Aqui, mais uma vez, uma clara semelhança com o Brasil. Bolsonaro, cujos seguidores admiram Le Pen, também sempre teve um discurso “antissistema”. No entanto, carreirista como realmente é, para conseguir se apresentar à burguesia como candidato aceitável, teve de adequar e moderar seu posicionamento, tornando-se, quando eleito em 2018, um serviçal dos banqueiros. Essa estratégia – longe de ser uma invenção brasileira – já é tradicional dos fascistas: para assumir o cargo de chanceler na Alemanha, Hitler fez um acordo com Paul von Hindenburg e o conjunto da burguesia alemã, depois foi domesticado por esta e colocado em seu bolso – o mesmo bolso dos banqueiros que sempre havia criticado por estar cheio demais.

Le Pen e os fascistas podem tomar o poder na França. E, no final das contas, Macron e Cia. poderão ser seu Hindenburg, pois seu governo está estendendo o tapete para a entrada gloriosa da extrema-direita no Palácio do Eliseu. A esquerda, desnorteada, não percebe isso. Mesmo que os trabalhadores estejam tentando demonstrar que há algo de errado em sua política.

Se é verdade que a poderosa burguesia imperialista francesa pode aceitar Le Pen no poder, então os trabalhadores brasileiros também devem abrir o olho: isso significaria que o imperialismo de conjunto continua sua viragem à direita. No Brasil, diante de um impasse na situação política, o imperialismo poderá optar por um acordo com Bolsonaro para mantê-lo no governo.
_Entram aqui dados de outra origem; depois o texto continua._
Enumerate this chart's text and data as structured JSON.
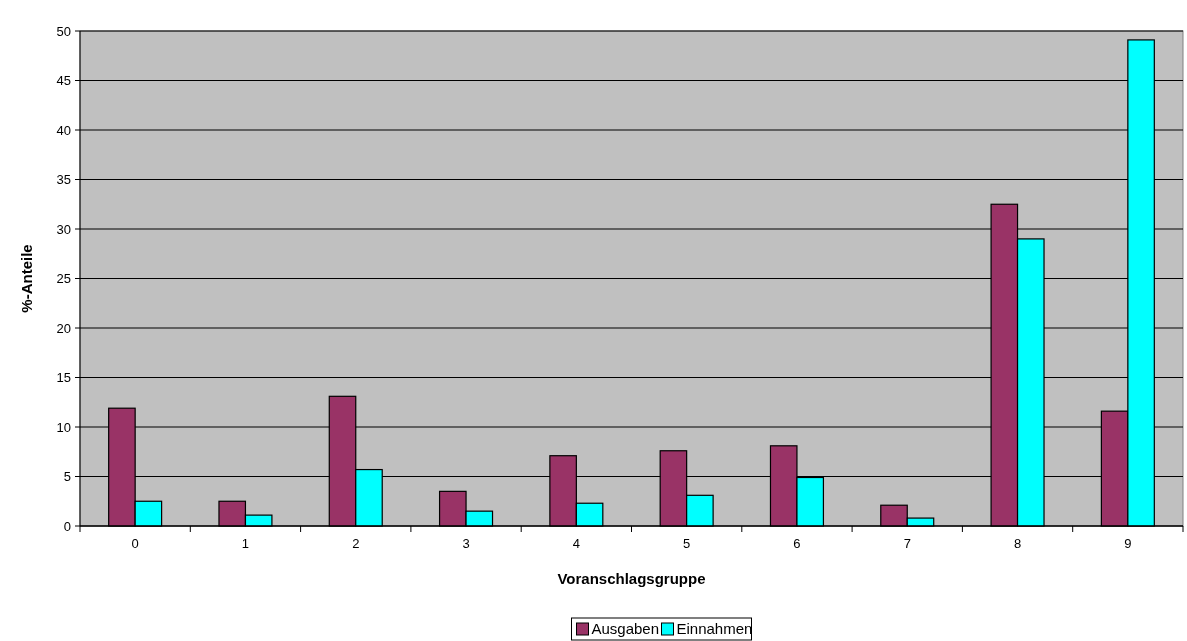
{
  "chart_data": {
    "type": "bar",
    "xlabel": "Voranschlagsgruppe",
    "ylabel": "%-Anteile",
    "categories": [
      "0",
      "1",
      "2",
      "3",
      "4",
      "5",
      "6",
      "7",
      "8",
      "9"
    ],
    "series": [
      {
        "name": "Ausgaben",
        "color": "#993366",
        "values": [
          11.9,
          2.5,
          13.1,
          3.5,
          7.1,
          7.6,
          8.1,
          2.1,
          32.5,
          11.6
        ]
      },
      {
        "name": "Einnahmen",
        "color": "#00ffff",
        "values": [
          2.5,
          1.1,
          5.7,
          1.5,
          2.3,
          3.1,
          4.9,
          0.8,
          29.0,
          49.1
        ]
      }
    ],
    "ylim": [
      0,
      50
    ],
    "yticks": [
      0,
      5,
      10,
      15,
      20,
      25,
      30,
      35,
      40,
      45,
      50
    ],
    "grid": "y",
    "legend": "bottom"
  }
}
A esquerda, o que fará? O mesmo que na França? Aqui, entretanto, aparentemente temos mais sorte que os franceses na etapa atual: a esquerda tem competitividade eleitoral, mas para confirmá-la e explorá-la é preciso desenvolver o movimento das massas, e isso, ao contrário da França, é possível de se fazer unindo-se em torno de Lula – uma expressão dos trabalhadores -, polarizando com Bolsonaro, rechaçando uma aliança como a proposta na França pela burguesia para afogar o movimento operário e apostar na radicalização política dos explorados. A saída, lá como cá, é o rompimento das amarras que prendem a esquerda ao regime decrépito, com uma política independente, popular, operária e socialista.